AUSTIN (KXAN) — Around a dozen fast food workers gathered in front of the Carl’s Jr. burger restaurant on Slaughter Lane Thursday to protest President-elect Donald Trump’s nominee to be the next U.S. Labor secretary.

Andy Puzder, the nominee, is the CEO of CKE Restaurant Holdings, the parent company of Carl’s Jr. and Hardee’s. Puzder has said that large increases in the minimum wage would lead to job losses. Outgoing Labor Secretary Tom Perez, in contrast, has been an outspoken advocate for raising the federal minimum wage, the Associated Press reported last month.

Jessenia Adame said she’s protesting outside the fast food restaurant where she works to fight for an increased minimum wage. A mother of three, Adame says a $15 minimum wage would make a big difference for her family and her paycheck, compared to her current hourly pay of $9.50 an hour.

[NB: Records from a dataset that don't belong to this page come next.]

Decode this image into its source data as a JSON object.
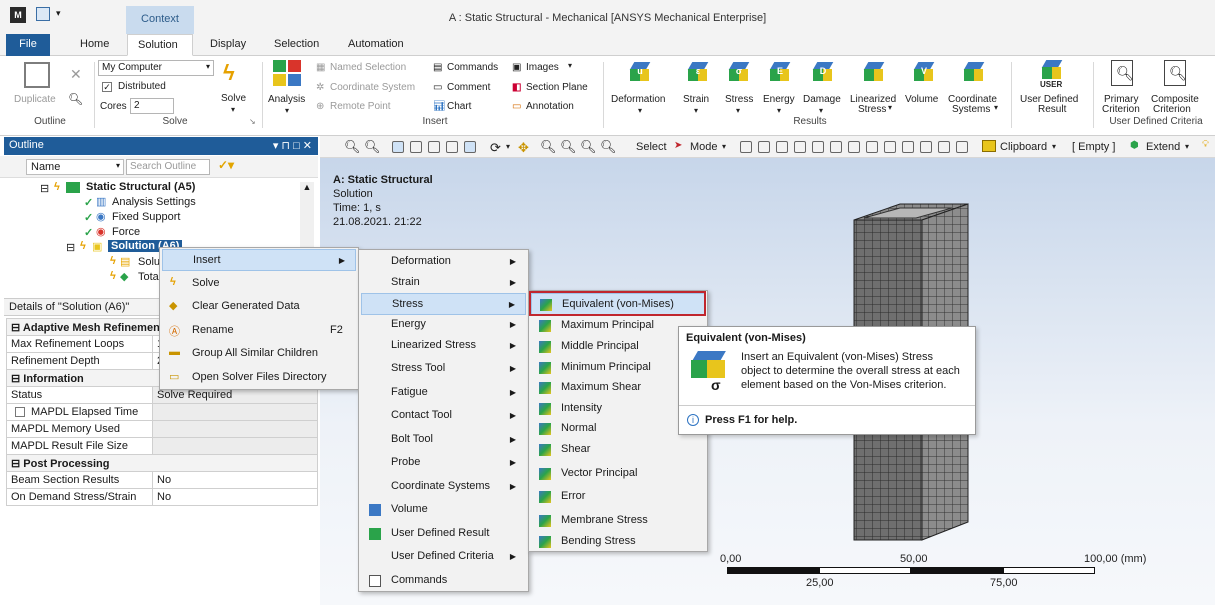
{
  "window": {
    "title": "A : Static Structural - Mechanical [ANSYS Mechanical Enterprise]",
    "logo": "M",
    "context_tab": "Context"
  },
  "menu": {
    "file": "File",
    "home": "Home",
    "solution": "Solution",
    "display": "Display",
    "selection": "Selection",
    "automation": "Automation"
  },
  "ribbon": {
    "outline": {
      "duplicate": "Duplicate",
      "label": "Outline"
    },
    "solve": {
      "computer": "My Computer",
      "distributed": "Distributed",
      "cores_label": "Cores",
      "cores_value": "2",
      "solve_btn": "Solve",
      "label": "Solve"
    },
    "insert": {
      "analysis": "Analysis",
      "named_selection": "Named Selection",
      "coordinate_system": "Coordinate System",
      "remote_point": "Remote Point",
      "commands": "Commands",
      "comment": "Comment",
      "chart": "Chart",
      "images": "Images",
      "section_plane": "Section Plane",
      "annotation": "Annotation",
      "label": "Insert"
    },
    "results": {
      "deformation": "Deformation",
      "strain": "Strain",
      "stress": "Stress",
      "energy": "Energy",
      "damage": "Damage",
      "linearized_1": "Linearized",
      "linearized_2": "Stress",
      "volume": "Volume",
      "coordinate_1": "Coordinate",
      "coordinate_2": "Systems",
      "label": "Results",
      "icon_letters": [
        "u",
        "ε",
        "σ",
        "E",
        "D",
        "",
        "V",
        ""
      ]
    },
    "user_defined": {
      "user_badge": "USER",
      "udr_1": "User Defined",
      "udr_2": "Result",
      "primary_1": "Primary",
      "primary_2": "Criterion",
      "composite_1": "Composite",
      "composite_2": "Criterion",
      "label": "User Defined Criteria"
    }
  },
  "outline": {
    "title": "Outline",
    "pin_controls": "▾ ⊓ □ ✕",
    "name_col": "Name",
    "search_placeholder": "Search Outline",
    "tree": {
      "static": "Static Structural (A5)",
      "analysis_settings": "Analysis Settings",
      "fixed_support": "Fixed Support",
      "force": "Force",
      "solution": "Solution (A6)",
      "solution_info": "Solu",
      "total": "Tota"
    }
  },
  "details": {
    "title": "Details of \"Solution (A6)\"",
    "sections": {
      "adaptive": "Adaptive Mesh Refinement",
      "information": "Information",
      "post": "Post Processing"
    },
    "rows": {
      "max_loops": "Max Refinement Loops",
      "max_loops_val": "1",
      "depth": "Refinement Depth",
      "depth_val": "2",
      "status": "Status",
      "status_val": "Solve Required",
      "elapsed": "MAPDL Elapsed Time",
      "memory": "MAPDL Memory Used",
      "result_size": "MAPDL Result File Size",
      "beam": "Beam Section Results",
      "beam_val": "No",
      "on_demand": "On Demand Stress/Strain",
      "on_demand_val": "No"
    }
  },
  "graphics_toolbar": {
    "select": "Select",
    "mode": "Mode",
    "clipboard": "Clipboard",
    "empty": "[ Empty ]",
    "extend": "Extend"
  },
  "viewport": {
    "heading": "A: Static Structural",
    "sub": "Solution",
    "time": "Time: 1, s",
    "date": "21.08.2021. 21:22",
    "scale": {
      "t0": "0,00",
      "t1": "50,00",
      "t2": "100,00 (mm)",
      "b1": "25,00",
      "b2": "75,00"
    }
  },
  "context_menu": {
    "insert": "Insert",
    "solve": "Solve",
    "clear": "Clear Generated Data",
    "rename": "Rename",
    "rename_key": "F2",
    "group": "Group All Similar Children",
    "open_dir": "Open Solver Files Directory"
  },
  "insert_menu": {
    "deformation": "Deformation",
    "strain": "Strain",
    "stress": "Stress",
    "energy": "Energy",
    "linearized": "Linearized Stress",
    "stress_tool": "Stress Tool",
    "fatigue": "Fatigue",
    "contact_tool": "Contact Tool",
    "bolt_tool": "Bolt Tool",
    "probe": "Probe",
    "coord_sys": "Coordinate Systems",
    "volume": "Volume",
    "udr": "User Defined Result",
    "udc": "User Defined Criteria",
    "commands": "Commands"
  },
  "stress_menu": {
    "equivalent": "Equivalent (von-Mises)",
    "max_principal": "Maximum Principal",
    "mid_principal": "Middle Principal",
    "min_principal": "Minimum Principal",
    "max_shear": "Maximum Shear",
    "intensity": "Intensity",
    "normal": "Normal",
    "shear": "Shear",
    "vector": "Vector Principal",
    "error": "Error",
    "membrane": "Membrane Stress",
    "bending": "Bending Stress"
  },
  "tooltip": {
    "title": "Equivalent (von-Mises)",
    "line1": "Insert an Equivalent (von-Mises) Stress",
    "line2": "object to determine the overall stress at each",
    "line3": "element based on the Von-Mises criterion.",
    "help": "Press F1 for help."
  }
}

CKE Restaurants CEO Andy Puzder, left, and Governor Rick Perry talk during a news conference on Wednesday, August 6, 2014 in Austin, Texas to highlight Carl’s Jr.’s commitment to the state of Texas. This commitment includes a donation to the Houston-based Lone Survivor Foundation which benefits U.S. military service members and their families living in the state. (Jack Plunkett/AP Images for Carl's Jr.)
CKE Restaurants CEO Andy Puzder, left, and Governor Rick Perry talk during a news conference on Wednesday, August 6, 2014 in Austin, Texas to highlight Carl’s Jr.’s commitment to the state of Texas. (Jack Plunkett/AP Images for Carl’s Jr.)

The protest in Austin is one of two dozen planned nationwide Thursday ahead of Puzder’s confirmation hearing next week. The “Fight for $15” movement says their efforts have resulted in $62 billion in raises for America’s workers.

An hour after the Carl’s Jr. protest, the Texas AFL-CIO spoke across town on their efforts to raise the minimum wage in Texas.

State Sen. Jose Menendez, D-San Antonio, said if the movement gets an uprising of support, just in Bexar County alone — for example — a quarter of the population would get a pay raise. “We have got to stop putting people in the position where they have to choose between groceries and medication, between paying the light bill and the rent,” he said.

The Texas AFL-CIO says 29 states and the District of Columbia have minimum wages that are higher than the federal floor of $7.25 an hour.